Although his cheek was throbbing dully, he couldn’t resist the temptation to put a box of chocolates on the empty side of the bed. He set up the camera and put in last night’s tape, then sat down cross-legged on the mattress with his back against the wall. Defiantly, he opened the box of chocolates.

He was about to start the tape when it occurred to him that he might get chocolate on his shirt, and besides, he would be more comfortable in pyjamas. So he got undressed, trying to ignore the worsening ache in his upper jaw.

*

Jonas saw himself walk past the camera and get into bed. He tossed and turned for a minute or two. Then the movements beneath the bedclothes diminished and became more infrequent. After a while, faint snores could be heard.

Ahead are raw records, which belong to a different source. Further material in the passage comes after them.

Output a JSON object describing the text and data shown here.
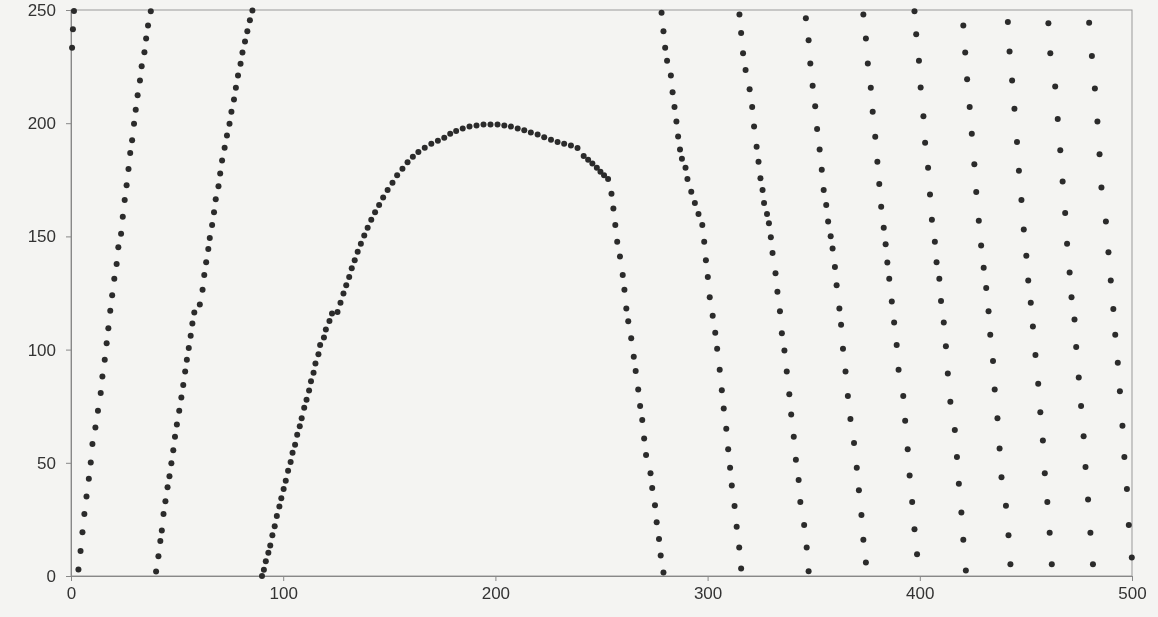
{
  "chart_data": {
    "type": "scatter",
    "marker": "circle",
    "grid": false,
    "xlim": [
      0,
      500
    ],
    "xticks": [
      0,
      100,
      200,
      300,
      400,
      500
    ],
    "ylim": [
      0,
      250
    ],
    "yticks": [
      0,
      50,
      100,
      150,
      200,
      250
    ],
    "series": [
      {
        "color": "#2b2b2b",
        "x": [
          1.4,
          0.9,
          0.5,
          3.5,
          4.5,
          5.4,
          6.3,
          7.3,
          8.4,
          9.3,
          10.1,
          11.5,
          12.7,
          14,
          14.8,
          15.9,
          16.8,
          17.6,
          18.5,
          19.4,
          20.4,
          21.5,
          22.3,
          23.6,
          24.4,
          25.3,
          26.2,
          27.1,
          27.9,
          28.8,
          29.7,
          30.5,
          31.4,
          32.5,
          33.3,
          34.6,
          35.4,
          36.3,
          37.6,
          40.1,
          41.2,
          42.1,
          42.8,
          43.6,
          44.5,
          45.5,
          46.4,
          47.3,
          48.2,
          49,
          49.9,
          51,
          52,
          52.9,
          53.8,
          54.6,
          55.5,
          56.4,
          57.2,
          58.1,
          60.7,
          62,
          62.8,
          63.7,
          64.7,
          65.4,
          66.5,
          67.4,
          68.2,
          69.5,
          70.3,
          71.2,
          72.4,
          73.5,
          74.7,
          75.6,
          76.8,
          77.7,
          78.7,
          79.9,
          80.8,
          82,
          83.1,
          84.3,
          85.5,
          90,
          90.9,
          91.8,
          93,
          93.9,
          94.9,
          96,
          97,
          98.2,
          99.1,
          100.2,
          101.2,
          102.3,
          103.5,
          104.4,
          105.6,
          106.6,
          107.8,
          108.7,
          109.9,
          111,
          112.2,
          113.1,
          114.3,
          115.2,
          116.6,
          117.4,
          119.2,
          120.1,
          121.8,
          123,
          125.6,
          127,
          128.4,
          129.7,
          131.1,
          132.3,
          133.7,
          135.1,
          136.6,
          138.2,
          139.8,
          141.5,
          143.3,
          145.2,
          147.1,
          149.2,
          151.5,
          153.7,
          156.2,
          158.6,
          161.1,
          163.7,
          166.7,
          169.8,
          172.9,
          175.9,
          178.7,
          181.5,
          184.6,
          187.8,
          191.1,
          194.4,
          197.7,
          201,
          204.2,
          207.3,
          210.5,
          213.6,
          216.7,
          219.9,
          223,
          226.2,
          229.3,
          232.4,
          235.6,
          238.7,
          241.6,
          243.7,
          245.7,
          247.8,
          249.5,
          251.2,
          253.1,
          254.7,
          255.6,
          256.5,
          257.4,
          258.7,
          260,
          260.8,
          261.7,
          262.6,
          264,
          265.2,
          266.1,
          267.3,
          268.2,
          269.2,
          270.1,
          271,
          273.1,
          273.9,
          275.2,
          276,
          277.1,
          277.9,
          279.2,
          278.3,
          279.2,
          280,
          280.9,
          282.7,
          283.5,
          284.4,
          285.3,
          286.1,
          287,
          287.9,
          289.6,
          290.5,
          292.3,
          294,
          295.7,
          297.5,
          298.4,
          299.2,
          300.1,
          301,
          302.4,
          303.6,
          304.5,
          305.7,
          306.7,
          307.6,
          308.8,
          309.7,
          310.6,
          311.4,
          312.7,
          313.7,
          314.9,
          315.8,
          315,
          315.8,
          316.7,
          317.9,
          319.8,
          321,
          321.9,
          323.1,
          324,
          324.9,
          325.9,
          326.6,
          328,
          328.9,
          329.8,
          330.6,
          332,
          332.9,
          334.1,
          335,
          336.2,
          337.3,
          338.5,
          339.4,
          340.6,
          341.6,
          342.9,
          343.7,
          345.5,
          346.7,
          347.6,
          346.3,
          347.6,
          348.4,
          349.5,
          350.7,
          351.6,
          352.8,
          353.8,
          354.7,
          355.9,
          356.8,
          358,
          358.9,
          360,
          360.8,
          362.1,
          362.9,
          363.8,
          365,
          366.1,
          367.3,
          369,
          370.3,
          371.3,
          372.5,
          373.4,
          374.6,
          373.4,
          374.6,
          375.5,
          376.9,
          377.8,
          379,
          380,
          380.9,
          381.8,
          383,
          383.9,
          384.7,
          385.6,
          386.8,
          387.9,
          389.1,
          390,
          392.2,
          393.1,
          394.3,
          395.2,
          396.4,
          397.5,
          398.7,
          397.5,
          398.3,
          399.6,
          400.4,
          401.7,
          402.5,
          403.9,
          404.8,
          405.7,
          407.1,
          407.9,
          409.2,
          410,
          411.3,
          412.3,
          413.2,
          414.4,
          416.5,
          417.5,
          418.4,
          419.6,
          420.5,
          421.7,
          420.5,
          421.4,
          422.3,
          423.5,
          424.5,
          425.7,
          426.6,
          427.8,
          428.9,
          430.1,
          431.3,
          432.4,
          433.2,
          434.5,
          435.3,
          436.6,
          437.6,
          438.5,
          440.6,
          441.8,
          442.7,
          441.5,
          442.3,
          443.5,
          444.6,
          445.8,
          446.7,
          447.9,
          449,
          450.2,
          451.1,
          452.3,
          453.3,
          454.5,
          455.8,
          456.8,
          458,
          458.9,
          460.1,
          461.2,
          462.2,
          460.6,
          461.5,
          463.8,
          465,
          466.2,
          467.3,
          468.5,
          469.4,
          470.6,
          471.5,
          472.9,
          473.7,
          474.9,
          476,
          477.2,
          478.1,
          479.3,
          480.4,
          481.6,
          479.8,
          481.1,
          482.5,
          483.7,
          484.7,
          485.6,
          487.7,
          488.9,
          490,
          491.2,
          492.1,
          493.3,
          494.3,
          495.5,
          496.4,
          497.6,
          498.5,
          499.9
        ],
        "values": [
          249.6,
          241.5,
          233.3,
          2.9,
          11,
          19.3,
          27.4,
          35.1,
          42.9,
          50.1,
          58.3,
          65.6,
          73,
          80.8,
          88.1,
          95.5,
          102.8,
          109.4,
          117.2,
          124,
          131.3,
          137.8,
          145.2,
          151.2,
          158.7,
          166.1,
          172.6,
          179.8,
          186.8,
          192.5,
          199.8,
          205.9,
          212.4,
          218.9,
          225.1,
          231.3,
          237.4,
          243.1,
          249.4,
          2,
          8.7,
          15.5,
          20.1,
          27.4,
          33,
          39.2,
          44.1,
          49.8,
          55.5,
          61.5,
          66.9,
          73,
          78.8,
          84.4,
          90.3,
          95.5,
          100.7,
          106.1,
          111.5,
          116.4,
          119.9,
          126.4,
          133,
          138.6,
          144.4,
          149.3,
          155,
          160.7,
          166.4,
          172.1,
          177.8,
          183.5,
          189.2,
          194.6,
          199.8,
          205.1,
          210.5,
          215.7,
          221.1,
          226.3,
          231.2,
          236.1,
          240.6,
          245.5,
          249.8,
          0,
          2.8,
          6.5,
          10.3,
          13.5,
          18,
          22,
          26.5,
          30.7,
          34.3,
          38.4,
          42.1,
          46.5,
          50.3,
          54.4,
          58,
          62.4,
          66.1,
          69.7,
          74.3,
          77.9,
          81.9,
          86,
          89.8,
          93.9,
          97.9,
          102,
          105.3,
          108.9,
          112.6,
          115.9,
          116.6,
          120.7,
          124.8,
          128.4,
          132.1,
          135.9,
          139.5,
          143.2,
          146.8,
          150.4,
          153.8,
          157.4,
          160.7,
          163.9,
          167.2,
          170.5,
          173.7,
          177,
          179.9,
          182.7,
          185.2,
          187.3,
          189.2,
          190.9,
          192.2,
          193.6,
          195.3,
          196.6,
          197.7,
          198.5,
          199,
          199.4,
          199.4,
          199.4,
          199,
          198.5,
          197.7,
          196.9,
          195.9,
          195,
          193.8,
          192.7,
          191.7,
          190.9,
          190.1,
          189.1,
          185.5,
          183.9,
          182.2,
          180.3,
          178.6,
          177,
          175.4,
          168.8,
          162.3,
          155,
          147.6,
          141.1,
          132.9,
          126.4,
          118.2,
          112.5,
          105,
          96.8,
          90.6,
          82.4,
          75.1,
          68.9,
          60.7,
          53.4,
          45.4,
          38.9,
          31.3,
          23.7,
          16.3,
          9,
          1.6,
          248.8,
          240.6,
          233.3,
          227.6,
          221.1,
          213.7,
          207.2,
          200.7,
          194.1,
          188.4,
          184.3,
          180.3,
          175.4,
          169.7,
          164.8,
          159.9,
          155,
          147.6,
          139.5,
          132.1,
          123.1,
          115,
          107.4,
          100.4,
          91.1,
          82.1,
          74,
          65,
          56,
          47.8,
          40,
          30.9,
          21.7,
          12.6,
          3.3,
          248,
          239.8,
          230.9,
          223.5,
          215,
          207.2,
          198.5,
          189.6,
          183,
          175.7,
          170.5,
          164.8,
          159.9,
          155.8,
          149.6,
          142.7,
          133.7,
          125.6,
          116.9,
          107.2,
          99.6,
          90.3,
          80.3,
          71.3,
          61.5,
          51.4,
          42.4,
          32.7,
          22.5,
          12.6,
          2.1,
          246.4,
          236.6,
          226.4,
          216.5,
          207.5,
          197.4,
          188.4,
          179.4,
          170.5,
          163.9,
          156.6,
          150.1,
          144.7,
          136.5,
          128.4,
          118.2,
          111,
          100.4,
          90.3,
          79.5,
          69.4,
          58.8,
          47.8,
          37.9,
          26.9,
          16,
          6,
          248,
          237.4,
          226.4,
          215.7,
          205.1,
          194,
          183,
          173.2,
          163.1,
          153.8,
          146.5,
          138.5,
          131.3,
          121.2,
          112,
          102,
          91.1,
          79.5,
          68.6,
          56,
          44.4,
          32.7,
          20.7,
          9.6,
          249.5,
          239.3,
          227.6,
          215.8,
          203.1,
          191.4,
          180.3,
          168.5,
          157.4,
          147.6,
          138.6,
          131.3,
          121.5,
          112,
          101.5,
          89.4,
          77,
          64.5,
          52.6,
          40.8,
          28.1,
          16,
          2.4,
          243.1,
          231.2,
          219.4,
          207.2,
          195.3,
          181.9,
          169.6,
          156.9,
          146,
          136.2,
          127.2,
          116.9,
          106.6,
          95,
          82.4,
          69.7,
          56.3,
          43.6,
          31,
          18,
          5.2,
          244.7,
          231.7,
          218.9,
          206.4,
          191.7,
          179,
          166.1,
          153,
          141.4,
          130.5,
          120.7,
          110.2,
          97.6,
          84.9,
          72.3,
          59.9,
          45.4,
          32.7,
          19.1,
          5.2,
          244.2,
          230.9,
          216.2,
          201.8,
          188.1,
          174.2,
          160.3,
          146.8,
          134.1,
          123.1,
          113.3,
          101.2,
          87.7,
          75.1,
          61.7,
          48.2,
          33.8,
          19.1,
          5.2,
          244.4,
          229.7,
          215.3,
          200.7,
          186.3,
          171.6,
          156.6,
          143,
          130.5,
          117.9,
          106.6,
          94.2,
          81.6,
          66.4,
          52.6,
          38.4,
          22.5,
          8.2
        ]
      }
    ]
  }
}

Jonas removed the screw top of a liqueur bottle, a miniature, and drank a toast to the screen.

The Sleeper was asleep.

Jonas put a chocolate in his mouth. Moments later he bit so hard on the nut inside it he felt as if a knife had been driven through his skull. Trembling, he clenched his fists and waited for the pain to subside. When he could open his eyes again he threw the box of chocolates into the bin. He wiped away his tears with the ball of his thumb and took a painkiller.

The Sleeper got up. As he passed the camera he waved. ‘It’s me, not the Sleeper,’ he said with a smile.

‘What is this?’ Jonas exclaimed.

He searched his jacket pockets for the first tape he’d recorded at Kanzelstein. Meanwhile, he saw himself give the camera another wave and get back into bed.